I think, when the thread that is being "joined" raises timeout error, the
program will finish and the other threads won't be joined. Maybe you should
put the begin...rescue around the join (inside the each).

Hope this helps. Good luck.

Jason N.Perkins

1/9/2005 5:42:00 PM


On Jan 9, 2005, at 9:33 AM, Francis Hwang wrote:

> Jason,
> Is the line 6334 that shows up in the traceback this line:
>> consumers.each{|th| th.join}

Yeah, that's the line that's timing out and why I was wondering if
there's a global timeout value for the script that I can either modify
up or turn off completely.

> And one tip, which may not have anything to do with this problem but
> might make your code easier to understand and/or debug: Since
> threading is so bloody difficult, I try to make it affect as little of
> the program as possible. In a case like your code, for example, I
> would've let the threaded part simply handle the loading of the web
> pages, but let the parsing happen afterward when all the threads have
> been joined again. This is how FeedBlender
> (http://feedblender.ruby...) does it, so that way if there's a
> bug I can figure out if it's because of the threading or not.

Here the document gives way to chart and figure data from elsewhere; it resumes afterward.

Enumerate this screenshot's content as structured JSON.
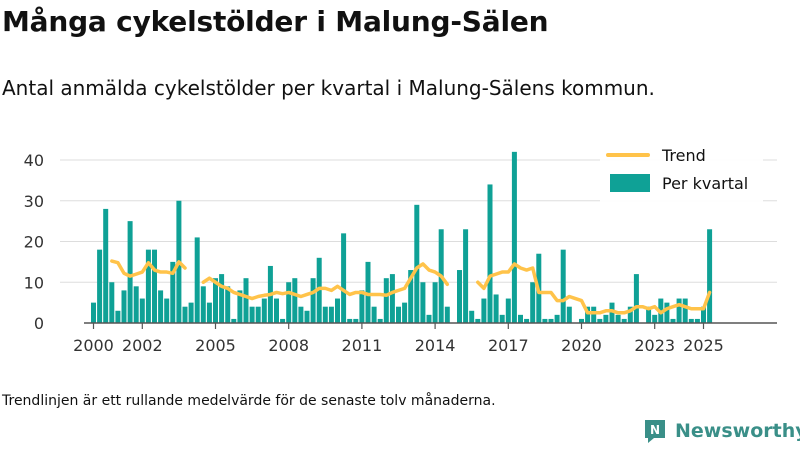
{
  "header": {
    "title": "Många cykelstölder i Malung-Sälen",
    "subtitle": "Antal anmälda cykelstölder per kvartal i Malung-Sälens kommun."
  },
  "footer": {
    "note": "Trendlinjen är ett rullande medelvärde för de senaste tolv månaderna.",
    "brand": "Newsworthy",
    "logo_text": "N"
  },
  "colors": {
    "bar": "#0fa196",
    "trend": "#ffc34a",
    "axis": "#555555",
    "grid": "#dddddd",
    "brand": "#3a8f88"
  },
  "chart_data": {
    "type": "bar",
    "title": "Antal anmälda cykelstölder per kvartal i Malung-Sälens kommun.",
    "xlabel": "",
    "ylabel": "",
    "ylim": [
      0,
      42
    ],
    "y_ticks": [
      0,
      10,
      20,
      30,
      40
    ],
    "x_ticks": [
      "2000",
      "2002",
      "2005",
      "2008",
      "2011",
      "2014",
      "2017",
      "2020",
      "2023",
      "2025"
    ],
    "legend": {
      "position": "top-right",
      "entries": [
        "Trend",
        "Per kvartal"
      ]
    },
    "start_year": 2000,
    "series": [
      {
        "name": "Per kvartal",
        "type": "bar",
        "values": [
          5,
          18,
          28,
          10,
          3,
          8,
          25,
          9,
          6,
          18,
          18,
          8,
          6,
          15,
          30,
          4,
          5,
          21,
          9,
          5,
          11,
          12,
          9,
          1,
          8,
          11,
          4,
          4,
          6,
          14,
          6,
          1,
          10,
          11,
          4,
          3,
          11,
          16,
          4,
          4,
          6,
          22,
          1,
          1,
          8,
          15,
          4,
          1,
          11,
          12,
          4,
          5,
          13,
          29,
          10,
          2,
          10,
          23,
          4,
          0,
          13,
          23,
          3,
          1,
          6,
          34,
          7,
          2,
          6,
          42,
          2,
          1,
          10,
          17,
          1,
          1,
          2,
          18,
          4,
          0,
          1,
          4,
          4,
          1,
          2,
          5,
          2,
          1,
          4,
          12,
          0,
          4,
          2,
          6,
          5,
          1,
          6,
          6,
          1,
          1,
          4,
          23
        ]
      },
      {
        "name": "Trend",
        "type": "line",
        "values": [
          null,
          null,
          null,
          15.2,
          14.8,
          12.2,
          11.5,
          12.0,
          12.5,
          14.8,
          13.0,
          12.5,
          12.5,
          12.2,
          15.0,
          13.5,
          null,
          null,
          10.0,
          11.0,
          10.0,
          9.0,
          8.5,
          7.5,
          7.0,
          6.5,
          6.0,
          6.5,
          6.8,
          7.0,
          7.5,
          7.2,
          7.5,
          7.0,
          6.5,
          7.0,
          7.5,
          8.5,
          8.5,
          8.0,
          9.0,
          8.0,
          7.0,
          7.5,
          7.5,
          7.0,
          7.0,
          7.0,
          6.8,
          7.5,
          8.0,
          8.5,
          11.0,
          13.5,
          14.5,
          13.0,
          12.5,
          11.5,
          9.5,
          null,
          null,
          null,
          null,
          10.0,
          8.5,
          11.5,
          12.0,
          12.5,
          12.5,
          14.5,
          13.5,
          13.0,
          13.5,
          7.5,
          7.5,
          7.5,
          5.5,
          5.5,
          6.5,
          6.0,
          5.5,
          2.5,
          2.5,
          2.5,
          3.0,
          3.0,
          2.5,
          2.5,
          3.0,
          4.0,
          4.0,
          3.5,
          4.0,
          2.5,
          3.5,
          4.0,
          4.5,
          4.0,
          3.5,
          3.5,
          3.5,
          7.5
        ]
      }
    ]
  }
}
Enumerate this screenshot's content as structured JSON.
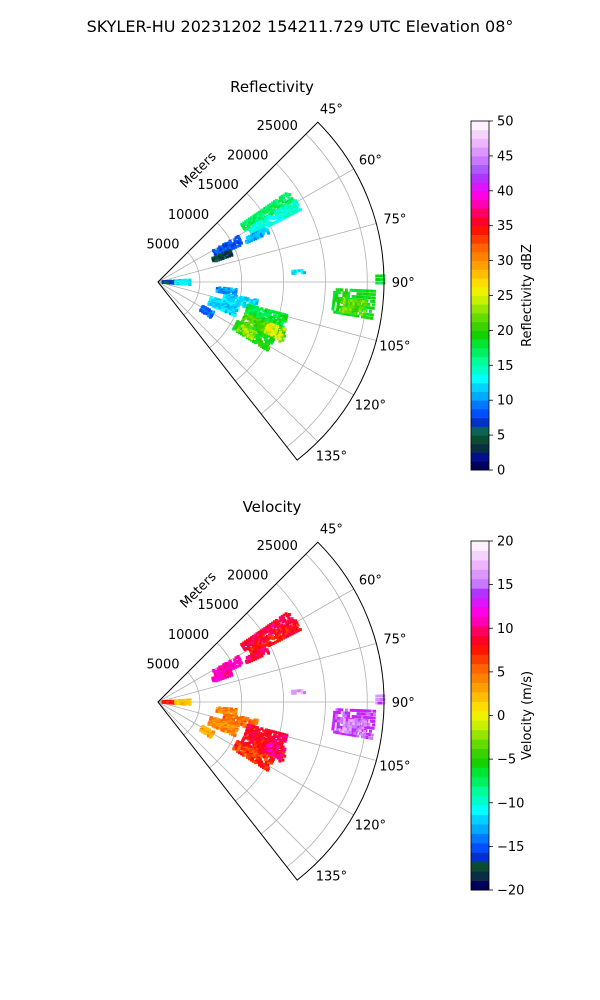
{
  "figure": {
    "suptitle": "SKYLER-HU  20231202  154211.729 UTC Elevation 08°"
  },
  "chart_data": [
    {
      "type": "heatmap",
      "title": "Reflectivity",
      "range_label": "Meters",
      "range_ticks": [
        5000,
        10000,
        15000,
        20000,
        25000
      ],
      "range_lim": [
        0,
        27000
      ],
      "azimuth_lim_deg": [
        45,
        142
      ],
      "azimuth_ticks_deg": [
        45,
        60,
        75,
        90,
        105,
        120,
        135
      ],
      "azimuth_tick_labels": [
        "45°",
        "60°",
        "75°",
        "90°",
        "105°",
        "120°",
        "135°"
      ],
      "grid": true,
      "colorbar": {
        "label": "Reflectivity dBZ",
        "min": 0,
        "max": 50,
        "ticks": [
          0,
          5,
          10,
          15,
          20,
          25,
          30,
          35,
          40,
          45,
          50
        ],
        "tick_labels": [
          "0",
          "5",
          "10",
          "15",
          "20",
          "25",
          "30",
          "35",
          "40",
          "45",
          "50"
        ],
        "colors": [
          "#00005a",
          "#000f8c",
          "#0a2d46",
          "#0a4b32",
          "#0a6450",
          "#0032c8",
          "#0050ff",
          "#0078ff",
          "#00aaff",
          "#00d2ff",
          "#00ffff",
          "#00ffc8",
          "#00ff96",
          "#00f064",
          "#00e632",
          "#14d200",
          "#3cd200",
          "#64dc00",
          "#96e600",
          "#c8f000",
          "#f0f000",
          "#ffdc00",
          "#ffbe00",
          "#ffa000",
          "#ff8200",
          "#ff6400",
          "#ff3c00",
          "#ff1400",
          "#ff0028",
          "#ff0064",
          "#ff00b4",
          "#ff00e6",
          "#dc14ff",
          "#b432ff",
          "#aa5aff",
          "#c878ff",
          "#dc96ff",
          "#eeb4ff",
          "#f5d2ff",
          "#fff0ff"
        ]
      },
      "cells": [
        {
          "az": [
            55,
            59
          ],
          "r": [
            12000,
            19000
          ],
          "v": 17
        },
        {
          "az": [
            59,
            63
          ],
          "r": [
            12500,
            19000
          ],
          "v": 14
        },
        {
          "az": [
            63,
            66
          ],
          "r": [
            11500,
            14500
          ],
          "v": 11
        },
        {
          "az": [
            60,
            66
          ],
          "r": [
            7500,
            11000
          ],
          "v": 8
        },
        {
          "az": [
            66,
            70
          ],
          "r": [
            7000,
            9500
          ],
          "v": 4
        },
        {
          "az": [
            86,
            95
          ],
          "r": [
            500,
            2500
          ],
          "v": 6
        },
        {
          "az": [
            86,
            95
          ],
          "r": [
            2000,
            3800
          ],
          "v": 13
        },
        {
          "az": [
            85,
            86.5
          ],
          "r": [
            16000,
            17500
          ],
          "v": 12
        },
        {
          "az": [
            88,
            90
          ],
          "r": [
            26000,
            27000
          ],
          "v": 18
        },
        {
          "az": [
            92,
            100
          ],
          "r": [
            21000,
            26000
          ],
          "v": 19
        },
        {
          "az": [
            95,
            99
          ],
          "r": [
            22000,
            25000
          ],
          "v": 22
        },
        {
          "az": [
            100,
            106
          ],
          "r": [
            8000,
            12000
          ],
          "v": 12
        },
        {
          "az": [
            106,
            114
          ],
          "r": [
            6500,
            10000
          ],
          "v": 12
        },
        {
          "az": [
            104,
            110
          ],
          "r": [
            11000,
            16000
          ],
          "v": 18
        },
        {
          "az": [
            110,
            116
          ],
          "r": [
            11000,
            16500
          ],
          "v": 21
        },
        {
          "az": [
            116,
            122
          ],
          "r": [
            10500,
            15500
          ],
          "v": 19
        },
        {
          "az": [
            110,
            115
          ],
          "r": [
            14000,
            16000
          ],
          "v": 25
        },
        {
          "az": [
            117,
            121
          ],
          "r": [
            11000,
            13000
          ],
          "v": 23
        },
        {
          "az": [
            118,
            124
          ],
          "r": [
            6000,
            7500
          ],
          "v": 9
        },
        {
          "az": [
            95,
            99
          ],
          "r": [
            7000,
            9500
          ],
          "v": 10
        }
      ]
    },
    {
      "type": "heatmap",
      "title": "Velocity",
      "range_label": "Meters",
      "range_ticks": [
        5000,
        10000,
        15000,
        20000,
        25000
      ],
      "range_lim": [
        0,
        27000
      ],
      "azimuth_lim_deg": [
        45,
        142
      ],
      "azimuth_ticks_deg": [
        45,
        60,
        75,
        90,
        105,
        120,
        135
      ],
      "azimuth_tick_labels": [
        "45°",
        "60°",
        "75°",
        "90°",
        "105°",
        "120°",
        "135°"
      ],
      "grid": true,
      "colorbar": {
        "label": "Velocity (m/s)",
        "min": -20,
        "max": 20,
        "ticks": [
          -20,
          -15,
          -10,
          -5,
          0,
          5,
          10,
          15,
          20
        ],
        "tick_labels": [
          "−20",
          "−15",
          "−10",
          "−5",
          "0",
          "5",
          "10",
          "15",
          "20"
        ],
        "colors": [
          "#00005a",
          "#0a2d46",
          "#0a4b32",
          "#0032c8",
          "#0050ff",
          "#0078ff",
          "#00aaff",
          "#00d2ff",
          "#00ffff",
          "#00ffc8",
          "#00ff96",
          "#00f064",
          "#00e632",
          "#14d200",
          "#3cd200",
          "#64dc00",
          "#96e600",
          "#c8f000",
          "#f0f000",
          "#ffdc00",
          "#ffbe00",
          "#ffa000",
          "#ff8200",
          "#ff6400",
          "#ff3c00",
          "#ff1400",
          "#ff0028",
          "#ff0064",
          "#ff00b4",
          "#ff00e6",
          "#dc14ff",
          "#b432ff",
          "#c878ff",
          "#dc96ff",
          "#eeb4ff",
          "#f5d2ff",
          "#fff0ff"
        ]
      },
      "cells": [
        {
          "az": [
            55,
            59
          ],
          "r": [
            12000,
            19000
          ],
          "v": 9
        },
        {
          "az": [
            59,
            63
          ],
          "r": [
            12500,
            19000
          ],
          "v": 8
        },
        {
          "az": [
            63,
            66
          ],
          "r": [
            11500,
            14500
          ],
          "v": 9
        },
        {
          "az": [
            60,
            66
          ],
          "r": [
            7500,
            11000
          ],
          "v": 11
        },
        {
          "az": [
            66,
            70
          ],
          "r": [
            7000,
            9500
          ],
          "v": 11
        },
        {
          "az": [
            86,
            95
          ],
          "r": [
            500,
            2500
          ],
          "v": 7
        },
        {
          "az": [
            86,
            95
          ],
          "r": [
            2000,
            3800
          ],
          "v": 2
        },
        {
          "az": [
            85,
            86.5
          ],
          "r": [
            16000,
            17500
          ],
          "v": 16
        },
        {
          "az": [
            88,
            90
          ],
          "r": [
            26000,
            27000
          ],
          "v": 15
        },
        {
          "az": [
            92,
            100
          ],
          "r": [
            21000,
            26000
          ],
          "v": 14
        },
        {
          "az": [
            95,
            99
          ],
          "r": [
            22000,
            25000
          ],
          "v": 16
        },
        {
          "az": [
            100,
            106
          ],
          "r": [
            8000,
            12000
          ],
          "v": 5
        },
        {
          "az": [
            106,
            114
          ],
          "r": [
            6500,
            10000
          ],
          "v": 4
        },
        {
          "az": [
            104,
            110
          ],
          "r": [
            11000,
            16000
          ],
          "v": 9
        },
        {
          "az": [
            110,
            116
          ],
          "r": [
            11000,
            16500
          ],
          "v": 8
        },
        {
          "az": [
            116,
            122
          ],
          "r": [
            10500,
            15500
          ],
          "v": 7
        },
        {
          "az": [
            110,
            115
          ],
          "r": [
            14000,
            16000
          ],
          "v": 10
        },
        {
          "az": [
            117,
            121
          ],
          "r": [
            11000,
            13000
          ],
          "v": 6
        },
        {
          "az": [
            118,
            124
          ],
          "r": [
            6000,
            7500
          ],
          "v": 3
        },
        {
          "az": [
            95,
            99
          ],
          "r": [
            7000,
            9500
          ],
          "v": 4
        }
      ]
    }
  ]
}
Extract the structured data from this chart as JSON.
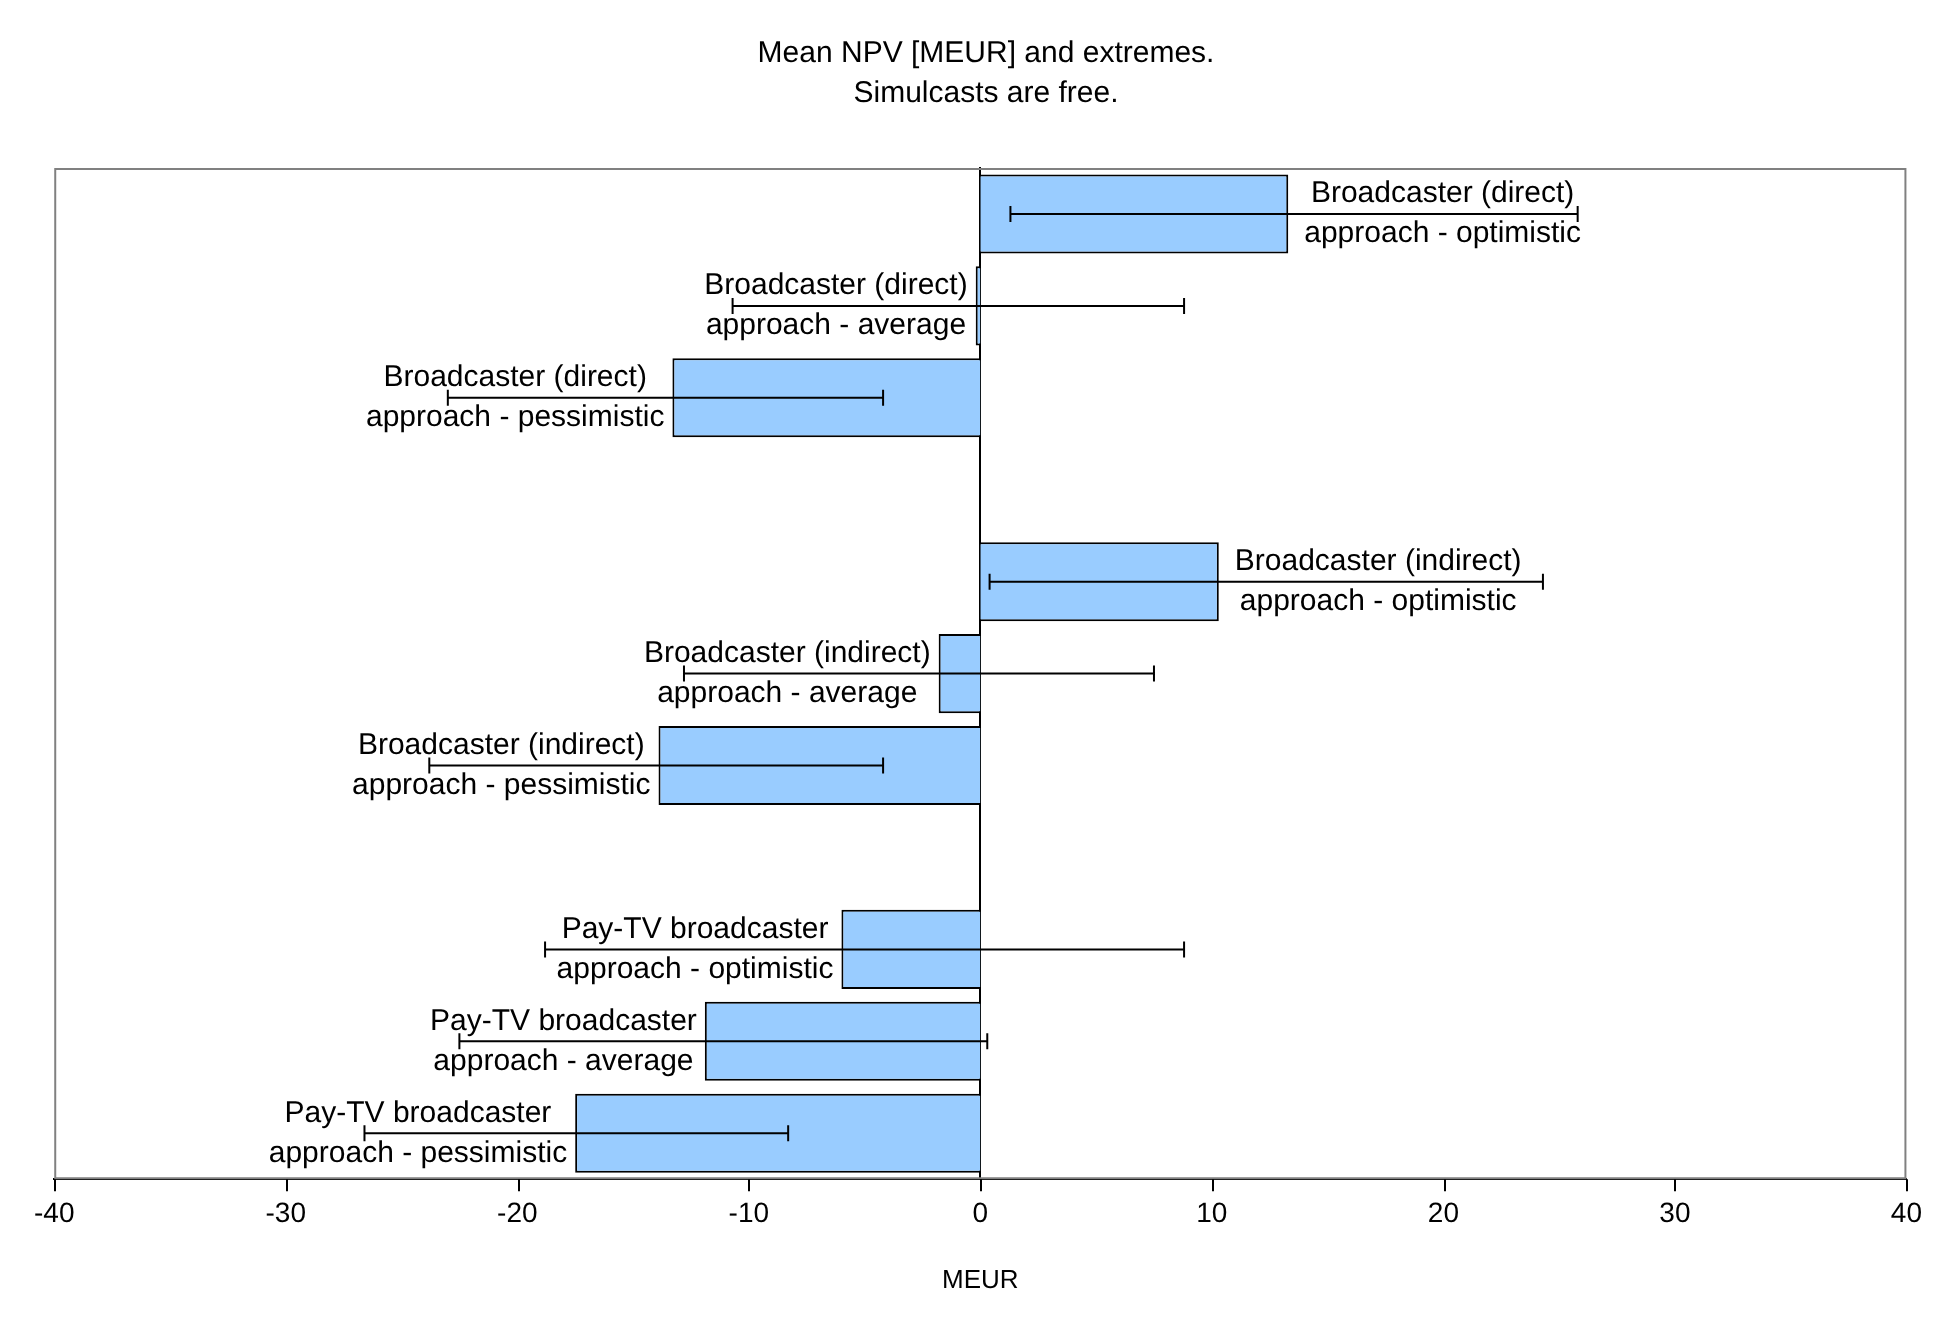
{
  "chart_data": {
    "type": "bar",
    "orientation": "horizontal",
    "title": "Mean NPV [MEUR] and extremes.",
    "subtitle": "Simulcasts are free.",
    "xlabel": "MEUR",
    "categories": [
      "Broadcaster (direct) approach - optimistic",
      "Broadcaster (direct) approach - average",
      "Broadcaster (direct) approach - pessimistic",
      null,
      "Broadcaster (indirect) approach - optimistic",
      "Broadcaster (indirect) approach - average",
      "Broadcaster (indirect) approach - pessimistic",
      null,
      "Pay-TV broadcaster approach - optimistic",
      "Pay-TV broadcaster approach - average",
      "Pay-TV broadcaster approach - pessimistic"
    ],
    "values": [
      13.3,
      -0.2,
      -13.3,
      null,
      10.3,
      -1.8,
      -13.9,
      null,
      -6.0,
      -11.9,
      -17.5
    ],
    "errors": [
      [
        1.3,
        25.8
      ],
      [
        -10.7,
        8.8
      ],
      [
        -23.0,
        -4.2
      ],
      null,
      [
        0.4,
        24.3
      ],
      [
        -12.8,
        7.5
      ],
      [
        -23.8,
        -4.2
      ],
      null,
      [
        -18.8,
        8.8
      ],
      [
        -22.5,
        0.3
      ],
      [
        -26.6,
        -8.3
      ]
    ],
    "color": "#99ccff",
    "xlim": [
      -40,
      40
    ],
    "xticks": [
      -40,
      -30,
      -20,
      -10,
      0,
      10,
      20,
      30,
      40
    ],
    "legend": false
  }
}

OK, I'll give that a try. Thanks, Francis!

Jason N Perkins

Eric Hodel

1/10/2005 6:27:00 PM


On 09 Jan 2005, at 09:42, Jason N.Perkins wrote:

> On Jan 9, 2005, at 9:33 AM, Francis Hwang wrote:
>> Jason,
>> Is the line 6334 that shows up in the traceback this line:
>>> consumers.each{|th| th.join}
> Yeah, that's the line that's timing out and why I was wondering if
> there's a global timeout value for the script that I can either modify
> up or turn off completely.

Timeout::Error comes from timeout.rb.

Your Timeout::Error probably comes out of HTTP, open-uri doesn't
require timeout, and has no timeout blocks.

Try Thread.abort_on_exception = true at the top of your script, and
remove the begin/end block inside the thread.

Eric Hodel - drbrain@segment7.net - http://se...
FEC2 57F1 D465 EB15 5D6E 7C11 332A 551C 796C 9F04